The majority of PitNETs are benign, but a few cases have an aggressive phenotype, with tumor tissue invading cavernous sinuses and parasellar structures with poor surgical results, and resistant to medical treatment or radiotherapy [54,55,56]. We identify a cluster of aggressive cells with potentially high proliferative capacity in all PitNET samples. These cells exhibit high expression level of multiple known pan-cancer proliferation markers. A random forest trained on these aggressive tumor cells can accurately distinguish pituitary carcinomas from adenomas, indicating that the cluster could contribute to an enhanced malignancy of PitNETs. Analyzing features of these cells may provide an opportunity to explore novel therapeutic strategies, provisionally by a few computational methods [57,58,59]. Given that only a few malignant markers have been specifically proposed in PitNETs so far, our study identifies a new gene PBK which is associated with cell proliferation, migration, and patient prognosis. Yet, other functional roles of PBK, such as cell invasion, still need more investigations. The finding of such aggressive tumor cells could open a way to study the cellular basis of malignant transformation of PitNETs.
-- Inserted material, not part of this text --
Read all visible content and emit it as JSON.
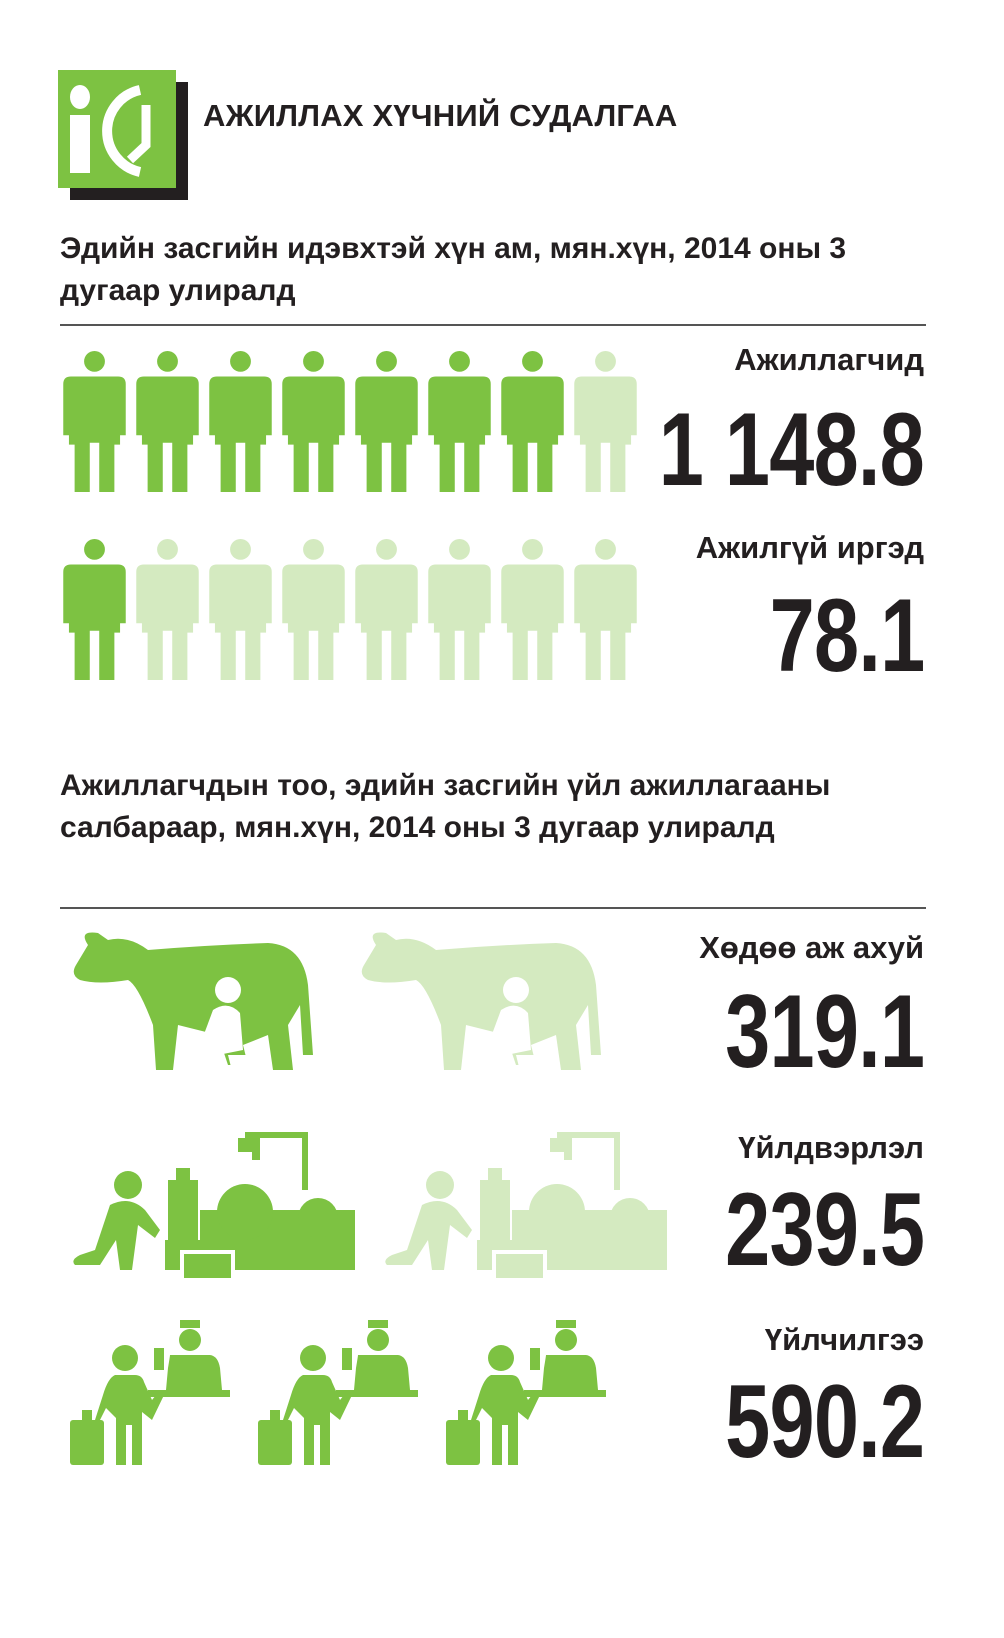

In summary, our established single-cell atlas provides a systematical understanding of the inherent complexity of PitNETs and offers a refined perspective for molecular classification that complements traditional histopathological methods. Our study holds the potential to identify more signature genes which can serve as both candidate markers or novel therapeutic targets of different types of PitNETs. In the future, we plan to integrate such molecular findings with clinical outcomes to offer more translational insights for PitNETs.

Conclusions

We firstly constructed the single-cell atlas of human normal pituitary, including epithelial cells, immune cells, and stromal cells as well as their subtypes. Since there are few datasets of normal pituitary in current human single-cell database, this complete single-cell atlas provides a precious reference resource for the community. Moreover, we obtained scRNA-seq data from 24 clinical samples of PitNETs, covering the major types of PitNETs, and performed comprehensive analyses to understand the cellular heterogeneity of the tumor cells and tumor microenvironment. The inter-tumor analysis showed great heterogeneity in gene signatures, hormone productions, and functional pathways within epithelial cells in PitNETs. For immune cells, we identified two clusters of tumor-associated macrophages with distinct functional characteristics. We also discovered significantly higher activation of the stress response pathway of T cells in PitNETs. While PitNETs are mostly benign in comparison with other solid tumors, it is important to unveil a common existence of aggressive tumor cells characterized by a set of malignant signature genes features in the studied samples. We conducted functional experiments to confirm the oncogenic role of selected up-regulated genes. The over-expression of PBK can promote both proliferation and migration capacity of PitNET cells, and it is also found to be associated with poor prognosis in PitNET patients. Our data together with the analyses could play a fundamental role in future research on human pituitary and provide comprehensive understanding about the complexity and inherent heterogeneity within PitNETs.